11.1. War in Ukraine has illustrated that confrontation between states draws on all levers of power - political, diplomatic, economic, legal, and cultural as well as military. The hybrid threat to the UK is constantly evolving. Firstly, the range of threats the UK face is increasing in line with the increasing number of vulnerabilities. The growth in capability in cyber and space offers our adversaries an increased range of options, which in these areas are made more dangerous given the shortfalls in regulation and international laws and norms pertinent to these domains. Russia has intensified cyber operations over the last few years, while spreading disinformation campaigns both domestically and internationally to shape public opinion or sow confusion.
11.2. The increased hybridisation of warfare demonstrates the need for a whole-of-society approach to defence. National security is not just about traditional defence capabilities, and therefore there is a need for the UK to draw together capabilities from the security and civilian industrial base as well, to ensure a blended, total defence of the UK. Closer collaboration between the defence and security sectors should be embedded in UK plans, leveraging the security, cyber and civilian industrial bases.
12.1. The primary lesson learned from Ukraine is the cost when deterrence fails - the cost in lives, the environmental cost, and the financial cost. The UK must transform the relationship between the government, industry and armed forces to coherently and effectively address a wide range of issues that impact our commitment to NATO, and our national interest. The post-Cold War peace dividend can no longer be relied upon, and so the UK must fully understand where risk currently lies in national contingency and military deployment plans, and develop a strategy in consultation with industry to address this. A national strategy is needed as defence encompasses all aspects of a State. This plan should blend regular, reserves, civil servant, and industry resources in the most effective mix to ensure deterrence, mobilisation, and endurance in conflict.
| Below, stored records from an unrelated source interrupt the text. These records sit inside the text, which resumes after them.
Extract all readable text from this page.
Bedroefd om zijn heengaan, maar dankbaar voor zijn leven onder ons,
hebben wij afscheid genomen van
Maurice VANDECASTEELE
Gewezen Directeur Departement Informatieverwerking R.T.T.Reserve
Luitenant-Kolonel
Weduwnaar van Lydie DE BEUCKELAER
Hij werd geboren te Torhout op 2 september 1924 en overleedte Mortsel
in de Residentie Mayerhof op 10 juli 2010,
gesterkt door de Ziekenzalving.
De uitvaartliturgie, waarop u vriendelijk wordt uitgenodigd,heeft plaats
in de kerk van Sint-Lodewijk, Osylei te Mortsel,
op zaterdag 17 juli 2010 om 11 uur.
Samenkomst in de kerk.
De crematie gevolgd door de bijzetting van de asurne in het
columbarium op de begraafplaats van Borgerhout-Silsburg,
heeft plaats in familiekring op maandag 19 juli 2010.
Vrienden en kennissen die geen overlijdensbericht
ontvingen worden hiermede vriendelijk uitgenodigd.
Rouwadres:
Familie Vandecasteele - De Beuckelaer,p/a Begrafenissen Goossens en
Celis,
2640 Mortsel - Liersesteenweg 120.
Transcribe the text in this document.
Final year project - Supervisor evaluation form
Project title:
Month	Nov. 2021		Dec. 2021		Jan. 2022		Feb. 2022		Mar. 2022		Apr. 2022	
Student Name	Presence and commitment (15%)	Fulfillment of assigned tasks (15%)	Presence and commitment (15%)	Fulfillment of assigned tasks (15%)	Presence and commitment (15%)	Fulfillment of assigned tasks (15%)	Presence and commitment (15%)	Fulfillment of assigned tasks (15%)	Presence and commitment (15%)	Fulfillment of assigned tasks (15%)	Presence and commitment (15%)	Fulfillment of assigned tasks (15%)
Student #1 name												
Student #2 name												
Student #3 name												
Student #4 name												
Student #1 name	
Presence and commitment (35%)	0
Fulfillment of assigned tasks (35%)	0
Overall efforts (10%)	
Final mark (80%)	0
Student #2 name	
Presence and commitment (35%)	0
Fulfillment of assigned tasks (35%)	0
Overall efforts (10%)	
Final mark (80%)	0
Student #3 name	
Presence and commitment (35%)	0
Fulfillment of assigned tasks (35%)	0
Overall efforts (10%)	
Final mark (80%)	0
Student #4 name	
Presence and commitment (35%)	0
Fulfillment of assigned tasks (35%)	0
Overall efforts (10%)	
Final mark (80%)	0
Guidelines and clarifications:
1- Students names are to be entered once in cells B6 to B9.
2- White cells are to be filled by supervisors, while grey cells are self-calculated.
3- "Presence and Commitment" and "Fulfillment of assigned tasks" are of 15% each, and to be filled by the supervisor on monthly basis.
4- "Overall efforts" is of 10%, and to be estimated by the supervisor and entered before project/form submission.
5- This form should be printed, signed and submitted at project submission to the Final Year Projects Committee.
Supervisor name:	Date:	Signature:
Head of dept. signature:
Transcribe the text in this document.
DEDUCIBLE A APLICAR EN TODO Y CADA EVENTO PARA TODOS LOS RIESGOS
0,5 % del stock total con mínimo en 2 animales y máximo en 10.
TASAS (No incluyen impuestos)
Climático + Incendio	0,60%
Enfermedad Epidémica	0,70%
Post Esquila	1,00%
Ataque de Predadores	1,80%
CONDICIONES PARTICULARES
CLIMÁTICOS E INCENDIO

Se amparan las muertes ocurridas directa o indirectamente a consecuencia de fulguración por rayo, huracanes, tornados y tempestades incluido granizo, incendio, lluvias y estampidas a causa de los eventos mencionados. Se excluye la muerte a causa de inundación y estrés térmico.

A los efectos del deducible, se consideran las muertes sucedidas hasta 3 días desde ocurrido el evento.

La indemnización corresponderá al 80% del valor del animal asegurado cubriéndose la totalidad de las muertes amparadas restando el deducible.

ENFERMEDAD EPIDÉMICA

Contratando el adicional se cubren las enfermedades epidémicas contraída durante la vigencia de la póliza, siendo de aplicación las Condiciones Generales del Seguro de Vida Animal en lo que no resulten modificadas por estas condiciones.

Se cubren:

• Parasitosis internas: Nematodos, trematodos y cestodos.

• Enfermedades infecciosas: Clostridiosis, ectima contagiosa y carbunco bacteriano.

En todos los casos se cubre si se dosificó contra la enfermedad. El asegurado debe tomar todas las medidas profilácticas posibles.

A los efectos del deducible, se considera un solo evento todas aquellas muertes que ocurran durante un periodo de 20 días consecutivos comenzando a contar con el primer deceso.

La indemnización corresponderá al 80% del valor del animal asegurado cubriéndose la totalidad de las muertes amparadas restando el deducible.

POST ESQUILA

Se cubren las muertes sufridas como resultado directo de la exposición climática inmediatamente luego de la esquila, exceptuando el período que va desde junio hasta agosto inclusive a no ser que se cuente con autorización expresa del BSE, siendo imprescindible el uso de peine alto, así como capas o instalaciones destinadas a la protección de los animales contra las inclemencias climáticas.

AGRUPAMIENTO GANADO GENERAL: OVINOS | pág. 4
A comprehensive strategy, sitting beneath any upcoming Defence Review of a new Government is required to achieve this, including a method to ramp up production capacity in a way that is tested against the demands and attrition of a warfighting scenario, is sustainable, and suitably incentivised.
12.2. Finally, the UK must establish how it can be on the front foot of the transformation of defence and security through the application of emerging technologies, and rapid adoption of existing systems. Defence could look to the lessons learned to procurement during the COVID-19 pandemic to implement rapid development and adoption of new technologies. This is necessary to ensure the UK’s strategic advantage, and in so doing create the opportunities for prosperity through the rapid development of export-led industrial prowess.